SEC Abdicates Responsibility for Climate Disclosure Rule, Leaving Investors Unprotected
WASHINGTON — In a filing on Wednesday, the U.S. Securities and Exchange Commission (SEC) informed the U.S. Court of Appeals for the Eighth Circuit that the commission does not intend to review or revisit its climate disclosure rules for companies.
Adopted in March 2024, the climate-related financial disclosure rule created the first comprehensive federal transparency requirement for public companies on both physical and transitional climate financial risks as well as greenhouse gas pollution reporting. In March the SEC announced it would no longer defend the rule in court.
In response, Ernesto Archila, climate and financial regulation policy director with Public Citizen’s Climate Program, issued the following statement:
“This latest maneuver in the legal battle over the SEC’s climate disclosure rule illustrates the Commission’s fundamental disrespect, not just for their own rule, but for the rule of law itself and for the investors from Main Street to Wall Street who rely on them to ensure the integrity of capital markets. The move is an insult to their own staff, who produced it at significant cost to meet the high bar for a formal rule required under the law. It is an insult to the American public and regulated markets, who have a right to expect transparency, integrity and rigorous application of the law from their top securities cop.
“Investors, including those who rely on securities for their retirement, have a right to crucial information they need to avoid climate related financial risk at a time when climate driven weather and heat devastate communities and threaten financial stability. The SEC’s effort to give investors access to this information saw historic levels of engagement by the public during the rulemaking process.
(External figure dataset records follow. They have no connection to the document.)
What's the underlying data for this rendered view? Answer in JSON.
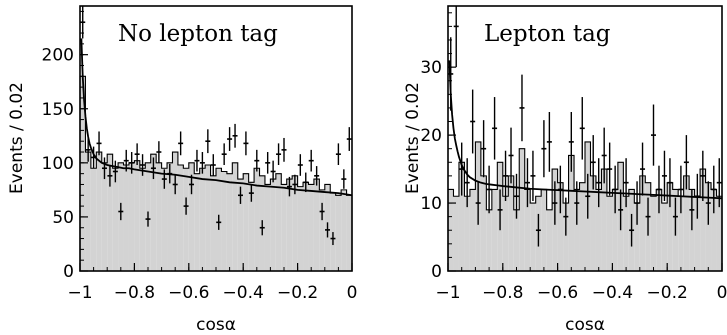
{
  "chart_data": [
    {
      "type": "bar",
      "title": "No lepton tag",
      "xlabel": "cosα",
      "ylabel": "Events / 0.02",
      "xlim": [
        -1,
        0
      ],
      "ylim": [
        0,
        245
      ],
      "xticks": [
        -1,
        -0.8,
        -0.6,
        -0.4,
        -0.2,
        0
      ],
      "xtick_labels": [
        "−1",
        "−0.8",
        "−0.6",
        "−0.4",
        "−0.2",
        "0"
      ],
      "yticks": [
        0,
        50,
        100,
        150,
        200
      ],
      "ytick_labels": [
        "0",
        "50",
        "100",
        "150",
        "200"
      ],
      "bin_width": 0.02,
      "x": [
        -0.99,
        -0.97,
        -0.95,
        -0.93,
        -0.91,
        -0.89,
        -0.87,
        -0.85,
        -0.83,
        -0.81,
        -0.79,
        -0.77,
        -0.75,
        -0.73,
        -0.71,
        -0.69,
        -0.67,
        -0.65,
        -0.63,
        -0.61,
        -0.59,
        -0.57,
        -0.55,
        -0.53,
        -0.51,
        -0.49,
        -0.47,
        -0.45,
        -0.43,
        -0.41,
        -0.39,
        -0.37,
        -0.35,
        -0.33,
        -0.31,
        -0.29,
        -0.27,
        -0.25,
        -0.23,
        -0.21,
        -0.19,
        -0.17,
        -0.15,
        -0.13,
        -0.11,
        -0.09,
        -0.07,
        -0.05,
        -0.03,
        -0.01
      ],
      "series": [
        {
          "type": "bar",
          "values": [
            180,
            110,
            95,
            110,
            100,
            108,
            95,
            100,
            98,
            100,
            102,
            95,
            100,
            108,
            100,
            95,
            100,
            110,
            98,
            95,
            100,
            90,
            95,
            98,
            88,
            95,
            92,
            90,
            100,
            85,
            90,
            82,
            95,
            88,
            80,
            85,
            90,
            80,
            85,
            88,
            78,
            82,
            80,
            85,
            75,
            80,
            72,
            70,
            75,
            70
          ]
        },
        {
          "type": "scatter",
          "values": [
            230,
            112,
            105,
            118,
            95,
            88,
            92,
            55,
            102,
            100,
            108,
            98,
            48,
            95,
            110,
            85,
            90,
            80,
            118,
            60,
            80,
            102,
            100,
            120,
            98,
            45,
            108,
            122,
            125,
            70,
            118,
            72,
            102,
            40,
            100,
            92,
            108,
            112,
            78,
            80,
            98,
            82,
            102,
            88,
            55,
            38,
            30,
            108,
            85,
            122
          ],
          "yerr": [
            15,
            11,
            10,
            11,
            10,
            10,
            10,
            8,
            10,
            10,
            10,
            10,
            7,
            10,
            10,
            9,
            9,
            9,
            11,
            8,
            9,
            10,
            10,
            11,
            10,
            7,
            10,
            11,
            11,
            8,
            11,
            8,
            10,
            7,
            10,
            10,
            10,
            11,
            9,
            9,
            10,
            9,
            10,
            9,
            8,
            7,
            6,
            10,
            9,
            11
          ]
        },
        {
          "type": "line",
          "x": [
            -0.995,
            -0.99,
            -0.985,
            -0.98,
            -0.975,
            -0.97,
            -0.965,
            -0.96,
            -0.95,
            -0.94,
            -0.93,
            -0.92,
            -0.9,
            -0.88,
            -0.86,
            -0.84,
            -0.82,
            -0.8,
            -0.75,
            -0.7,
            -0.65,
            -0.6,
            -0.55,
            -0.5,
            -0.45,
            -0.4,
            -0.35,
            -0.3,
            -0.25,
            -0.2,
            -0.15,
            -0.1,
            -0.05,
            0
          ],
          "values": [
            215,
            180,
            158,
            143,
            132,
            124,
            118,
            114,
            108,
            104,
            102,
            100,
            98,
            97,
            96,
            95,
            95,
            94,
            92,
            90,
            89,
            87,
            85,
            84,
            82,
            81,
            79,
            78,
            77,
            75,
            74,
            73,
            72,
            70
          ]
        }
      ]
    },
    {
      "type": "bar",
      "title": "Lepton tag",
      "xlabel": "cosα",
      "ylabel": "Events / 0.02",
      "xlim": [
        -1,
        0
      ],
      "ylim": [
        0,
        39
      ],
      "xticks": [
        -1,
        -0.8,
        -0.6,
        -0.4,
        -0.2,
        0
      ],
      "xtick_labels": [
        "−1",
        "−0.8",
        "−0.6",
        "−0.4",
        "−0.2",
        "0"
      ],
      "yticks": [
        0,
        10,
        20,
        30
      ],
      "ytick_labels": [
        "0",
        "10",
        "20",
        "30"
      ],
      "bin_width": 0.02,
      "x": [
        -0.99,
        -0.97,
        -0.95,
        -0.93,
        -0.91,
        -0.89,
        -0.87,
        -0.85,
        -0.83,
        -0.81,
        -0.79,
        -0.77,
        -0.75,
        -0.73,
        -0.71,
        -0.69,
        -0.67,
        -0.65,
        -0.63,
        -0.61,
        -0.59,
        -0.57,
        -0.55,
        -0.53,
        -0.51,
        -0.49,
        -0.47,
        -0.45,
        -0.43,
        -0.41,
        -0.39,
        -0.37,
        -0.35,
        -0.33,
        -0.31,
        -0.29,
        -0.27,
        -0.25,
        -0.23,
        -0.21,
        -0.19,
        -0.17,
        -0.15,
        -0.13,
        -0.11,
        -0.09,
        -0.07,
        -0.05,
        -0.03,
        -0.01
      ],
      "series": [
        {
          "type": "bar",
          "values": [
            12,
            11,
            16,
            11,
            12,
            19,
            14,
            9,
            12,
            16,
            11,
            14,
            9,
            18,
            12,
            10,
            11,
            12,
            9,
            15,
            13,
            10,
            17,
            12,
            13,
            19,
            14,
            12,
            15,
            11,
            12,
            16,
            11,
            12,
            10,
            14,
            13,
            11,
            12,
            10,
            13,
            12,
            11,
            14,
            12,
            11,
            15,
            13,
            12,
            11
          ]
        },
        {
          "type": "scatter",
          "values": [
            29,
            36,
            15,
            13,
            22,
            10,
            18,
            12,
            21,
            9,
            14,
            17,
            11,
            24,
            13,
            14,
            6,
            18,
            19,
            10,
            12,
            8,
            19,
            10,
            21,
            11,
            16,
            13,
            17,
            15,
            12,
            9,
            13,
            6,
            10,
            15,
            8,
            20,
            12,
            14,
            13,
            8,
            12,
            16,
            9,
            11,
            14,
            10,
            12,
            13
          ],
          "yerr": [
            5.4,
            6,
            3.9,
            3.6,
            4.7,
            3.2,
            4.2,
            3.5,
            4.6,
            3,
            3.7,
            4.1,
            3.3,
            4.9,
            3.6,
            3.7,
            2.4,
            4.2,
            4.4,
            3.2,
            3.5,
            2.8,
            4.4,
            3.2,
            4.6,
            3.3,
            4,
            3.6,
            4.1,
            3.9,
            3.5,
            3,
            3.6,
            2.4,
            3.2,
            3.9,
            2.8,
            4.5,
            3.5,
            3.7,
            3.6,
            2.8,
            3.5,
            4,
            3,
            3.3,
            3.7,
            3.2,
            3.5,
            3.6
          ]
        },
        {
          "type": "line",
          "x": [
            -0.995,
            -0.99,
            -0.985,
            -0.98,
            -0.975,
            -0.97,
            -0.965,
            -0.96,
            -0.95,
            -0.94,
            -0.93,
            -0.92,
            -0.9,
            -0.88,
            -0.86,
            -0.84,
            -0.82,
            -0.8,
            -0.75,
            -0.7,
            -0.65,
            -0.6,
            -0.55,
            -0.5,
            -0.45,
            -0.4,
            -0.35,
            -0.3,
            -0.25,
            -0.2,
            -0.15,
            -0.1,
            -0.05,
            0
          ],
          "values": [
            31,
            26,
            23,
            21,
            19.5,
            18.5,
            17.6,
            16.8,
            15.6,
            14.8,
            14.2,
            13.8,
            13.3,
            13,
            12.8,
            12.7,
            12.6,
            12.5,
            12.3,
            12.1,
            12,
            11.9,
            11.8,
            11.7,
            11.6,
            11.5,
            11.4,
            11.3,
            11.2,
            11.1,
            11,
            10.9,
            10.8,
            10.7
          ]
        }
      ]
    }
  ]
}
“The only thing that is crystal clear today is the Commission does not intend to undertake the steps it is obligated to under the law to rescind the rule, nor does it intend to enforce that rule. Instead they are banking on a legal process they have walked away from, making a mess of the situation and leaving the courts to pick up after them. It’s an unacceptable posture both in its sleight of hand and its denial of the clear duty this Commission has.”